A recent article in Entreprenuer, written by Eric Samson, suggested that affiliate marketing has changed (and dramatically) for the worse.
Samson argues that most of the affiliate action has morphed into massive coupon affiliate sites. Not to rain on the digital parade here, but the highest performers have always been larger sites - the names have changed certainly but the practice hasn't changed at all (I say that based purely on my nearly 20 years of experience with Internet marketing).
Samson suggests that e-commerce marketers, who should be pursuing incremental sales (no argument there), are paying twice as much with coupon sites. In reality, nothing could be further from the truth. Affiliate marketing should not be seen as a direct sales channel - but rather as an "initial awareness" channel for the company using the tactic, as well as for its products or services.
Samson is reallty addressing coupon abuse, rather than the practice of affilaite marketing - which does not require merchants use coupons at all. What it ultimately shows (at least to me) is that there is some confusion in everyone's part about how the practice works most effectively.
What affiliate marketers (whether coupon site or mommy blogger) provide is an opportunity to extend reach, drive awareness and "eventually" generate repeat conversions. It's unlikely that the same user will ever follow the exact path taken previously. It's ludicrous, really, for Samson to suggest otherwise - and suggesting that merchants load up their websites with coupons for their existing is not only silly, it's downright dangerous to the bottom line of the business (all the hard work of acquisition has been done!).
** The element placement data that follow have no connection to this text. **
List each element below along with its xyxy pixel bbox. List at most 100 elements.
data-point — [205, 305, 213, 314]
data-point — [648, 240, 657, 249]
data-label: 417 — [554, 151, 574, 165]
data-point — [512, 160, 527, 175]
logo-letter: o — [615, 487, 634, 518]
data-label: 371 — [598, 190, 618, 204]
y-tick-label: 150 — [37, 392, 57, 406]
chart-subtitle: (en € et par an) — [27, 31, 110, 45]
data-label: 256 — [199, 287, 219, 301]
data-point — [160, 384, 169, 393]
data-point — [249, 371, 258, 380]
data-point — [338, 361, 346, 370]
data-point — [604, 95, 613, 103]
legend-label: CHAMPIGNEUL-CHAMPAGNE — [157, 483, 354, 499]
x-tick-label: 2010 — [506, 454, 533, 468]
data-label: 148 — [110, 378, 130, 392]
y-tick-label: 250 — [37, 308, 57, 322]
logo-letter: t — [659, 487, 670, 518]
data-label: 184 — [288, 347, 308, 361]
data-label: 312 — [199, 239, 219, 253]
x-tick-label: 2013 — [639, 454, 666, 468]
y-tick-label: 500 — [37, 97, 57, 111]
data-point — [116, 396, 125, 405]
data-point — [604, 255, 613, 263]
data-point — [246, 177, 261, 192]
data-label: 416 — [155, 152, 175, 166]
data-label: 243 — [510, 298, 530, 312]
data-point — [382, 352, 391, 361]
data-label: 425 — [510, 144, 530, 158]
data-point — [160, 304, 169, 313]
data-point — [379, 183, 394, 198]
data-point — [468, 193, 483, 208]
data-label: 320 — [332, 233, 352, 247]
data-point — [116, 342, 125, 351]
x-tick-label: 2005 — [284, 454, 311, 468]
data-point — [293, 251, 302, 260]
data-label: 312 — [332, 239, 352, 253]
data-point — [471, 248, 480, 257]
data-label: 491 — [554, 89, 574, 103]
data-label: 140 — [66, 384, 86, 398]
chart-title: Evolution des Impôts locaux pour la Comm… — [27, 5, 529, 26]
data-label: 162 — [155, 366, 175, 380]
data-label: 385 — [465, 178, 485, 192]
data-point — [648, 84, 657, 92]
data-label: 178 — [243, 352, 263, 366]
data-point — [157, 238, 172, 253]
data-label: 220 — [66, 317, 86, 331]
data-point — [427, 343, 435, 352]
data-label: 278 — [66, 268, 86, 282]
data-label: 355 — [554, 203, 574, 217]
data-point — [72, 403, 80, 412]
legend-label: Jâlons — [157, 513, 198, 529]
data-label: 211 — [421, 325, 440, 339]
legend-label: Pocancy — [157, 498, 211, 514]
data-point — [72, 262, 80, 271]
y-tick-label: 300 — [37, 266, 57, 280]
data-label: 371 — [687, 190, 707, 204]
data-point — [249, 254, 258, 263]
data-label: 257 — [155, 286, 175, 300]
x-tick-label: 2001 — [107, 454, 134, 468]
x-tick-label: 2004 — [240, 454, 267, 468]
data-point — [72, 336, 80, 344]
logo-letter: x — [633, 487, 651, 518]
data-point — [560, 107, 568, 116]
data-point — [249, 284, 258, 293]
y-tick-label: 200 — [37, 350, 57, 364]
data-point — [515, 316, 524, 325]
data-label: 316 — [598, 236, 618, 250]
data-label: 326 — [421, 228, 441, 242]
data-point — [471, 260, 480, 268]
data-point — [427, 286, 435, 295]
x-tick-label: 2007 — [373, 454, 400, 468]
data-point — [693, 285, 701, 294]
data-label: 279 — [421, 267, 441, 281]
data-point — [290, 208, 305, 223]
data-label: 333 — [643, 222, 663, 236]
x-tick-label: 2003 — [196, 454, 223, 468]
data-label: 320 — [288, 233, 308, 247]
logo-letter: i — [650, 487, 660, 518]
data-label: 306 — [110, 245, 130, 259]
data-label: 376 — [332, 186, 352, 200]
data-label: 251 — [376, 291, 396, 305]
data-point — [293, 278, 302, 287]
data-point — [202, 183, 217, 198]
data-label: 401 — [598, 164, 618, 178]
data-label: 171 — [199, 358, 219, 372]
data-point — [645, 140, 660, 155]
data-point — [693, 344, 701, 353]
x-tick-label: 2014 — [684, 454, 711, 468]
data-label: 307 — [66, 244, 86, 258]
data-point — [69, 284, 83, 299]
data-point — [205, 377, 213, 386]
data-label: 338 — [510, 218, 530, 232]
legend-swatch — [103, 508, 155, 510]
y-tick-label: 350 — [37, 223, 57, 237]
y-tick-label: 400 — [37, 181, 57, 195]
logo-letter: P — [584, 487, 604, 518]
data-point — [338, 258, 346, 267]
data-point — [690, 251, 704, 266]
Ask any business owner (digital or otherwise) and they will likely tell you that it costs more to acquire a new customer than retain them. Once that initial contact is made, users will more often than not go direct to source - that means directly to your company. Since most businesses have a limited reach, affiliate marketing (and the coupon sites that drive the most traffic) should definitely be part of your broader customer acquisition efforts. You might pay more today, but if you can earn a users's repeat business, the lifetime value will far outweigh any initial cost.